La présence en contrepoint de Kasimir Malevitch, dans un dialogue discret, souligne la dimension historique du regard de l’art et du trouble de sa représentation. Celle de lignes minimalistes, de signes pareils à une abstraction blessée, brinquebalante pour évoquer la pesanteur de conditions meurtries. L’avant-garde échappe à la nostalgie, elle est le seul retour possible pour penser l’après. Car si la guerre affleure dans chaque image, elle n’est pas un sujet mais bien un état de fait. En ce sens, Kadan explore la trace du conflit comme le géologue travaille à identifier les strates d’un sol dont les effondrements modèlent l’identité, dont chaque point de la surface renvoie la vibration d’une histoire qui s’écrit ailleurs et que la victime ne peut que lire, habiter. Et peut-être hanter ?

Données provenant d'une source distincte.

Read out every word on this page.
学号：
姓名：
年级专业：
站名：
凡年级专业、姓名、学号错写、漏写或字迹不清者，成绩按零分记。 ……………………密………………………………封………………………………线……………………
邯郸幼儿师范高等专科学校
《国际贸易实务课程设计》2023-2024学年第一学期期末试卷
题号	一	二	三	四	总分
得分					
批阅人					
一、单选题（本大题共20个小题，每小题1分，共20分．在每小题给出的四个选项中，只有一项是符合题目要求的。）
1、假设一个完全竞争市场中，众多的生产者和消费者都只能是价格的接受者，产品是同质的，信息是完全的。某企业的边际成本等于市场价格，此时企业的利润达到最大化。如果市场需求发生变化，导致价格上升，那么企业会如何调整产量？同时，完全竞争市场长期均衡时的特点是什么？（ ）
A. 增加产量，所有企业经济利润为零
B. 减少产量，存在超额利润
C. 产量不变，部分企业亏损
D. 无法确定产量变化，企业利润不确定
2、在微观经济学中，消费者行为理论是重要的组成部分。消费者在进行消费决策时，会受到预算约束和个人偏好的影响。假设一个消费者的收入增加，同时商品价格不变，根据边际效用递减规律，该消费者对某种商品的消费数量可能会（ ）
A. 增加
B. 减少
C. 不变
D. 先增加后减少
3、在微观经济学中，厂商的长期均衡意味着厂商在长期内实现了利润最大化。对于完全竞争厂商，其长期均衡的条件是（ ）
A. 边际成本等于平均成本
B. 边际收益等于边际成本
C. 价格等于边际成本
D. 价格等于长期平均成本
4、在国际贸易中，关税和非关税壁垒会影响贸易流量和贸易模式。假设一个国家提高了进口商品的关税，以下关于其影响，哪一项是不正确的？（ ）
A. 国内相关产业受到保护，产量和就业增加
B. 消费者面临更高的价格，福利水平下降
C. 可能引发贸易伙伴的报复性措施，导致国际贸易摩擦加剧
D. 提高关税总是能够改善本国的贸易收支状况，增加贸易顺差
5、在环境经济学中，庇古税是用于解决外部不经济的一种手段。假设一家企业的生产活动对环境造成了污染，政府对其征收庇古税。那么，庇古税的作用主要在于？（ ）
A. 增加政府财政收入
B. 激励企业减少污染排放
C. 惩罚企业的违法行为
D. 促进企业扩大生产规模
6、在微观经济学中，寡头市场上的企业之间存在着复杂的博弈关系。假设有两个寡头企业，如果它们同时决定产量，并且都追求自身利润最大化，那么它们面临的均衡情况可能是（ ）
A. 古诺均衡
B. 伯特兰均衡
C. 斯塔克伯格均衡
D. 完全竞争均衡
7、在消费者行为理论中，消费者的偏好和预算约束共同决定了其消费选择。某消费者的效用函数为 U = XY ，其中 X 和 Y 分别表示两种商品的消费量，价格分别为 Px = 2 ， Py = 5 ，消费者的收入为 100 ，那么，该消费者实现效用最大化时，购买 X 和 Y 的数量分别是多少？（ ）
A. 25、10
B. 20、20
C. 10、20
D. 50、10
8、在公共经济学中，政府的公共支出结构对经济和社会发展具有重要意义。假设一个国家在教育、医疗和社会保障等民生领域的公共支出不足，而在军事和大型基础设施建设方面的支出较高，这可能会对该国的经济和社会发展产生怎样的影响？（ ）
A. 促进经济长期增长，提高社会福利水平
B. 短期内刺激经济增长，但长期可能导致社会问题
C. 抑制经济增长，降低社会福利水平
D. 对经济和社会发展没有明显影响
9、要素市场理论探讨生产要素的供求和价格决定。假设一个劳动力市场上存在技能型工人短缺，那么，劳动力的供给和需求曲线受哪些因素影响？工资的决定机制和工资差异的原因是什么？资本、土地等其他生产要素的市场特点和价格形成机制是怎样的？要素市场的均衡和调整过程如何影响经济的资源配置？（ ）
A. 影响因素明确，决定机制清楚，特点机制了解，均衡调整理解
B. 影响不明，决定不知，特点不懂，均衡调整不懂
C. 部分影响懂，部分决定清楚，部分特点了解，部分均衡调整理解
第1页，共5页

Car l’œuvre de Kadan tient tout entier dans cette tension complexe entre hommage à la persistance et espoir ténu d’une altération possible de cette aberration. S’agit-il d’un dernier salut aux victimes de la violence, ou d’une possibilité de croire en un ailleurs par l’art ? Les deux, sans doute. Ni consolation ni monumentalisation du drame : l’entre-deux est trouble et la mémoire, prégnante, empêche à la mort d’avoir le dernier mot.
Alors en toute sobriété, les visages succèdent aux membres, les détails s’accumulent dans une lenteur qui brise la tentation de l’image, le charbon du fusain effrite et estompe le passage du temps. Une nouvelle géologie de la matière émerge ici où la blessure ne se referme pas ; la simplicité du geste, la retenue des formes imposent son équilibre entre gravité et résistance et maintiennent en vue ce présent qui ne passe pas, où la langueur de la mort ne peut constituer la seule échappatoire.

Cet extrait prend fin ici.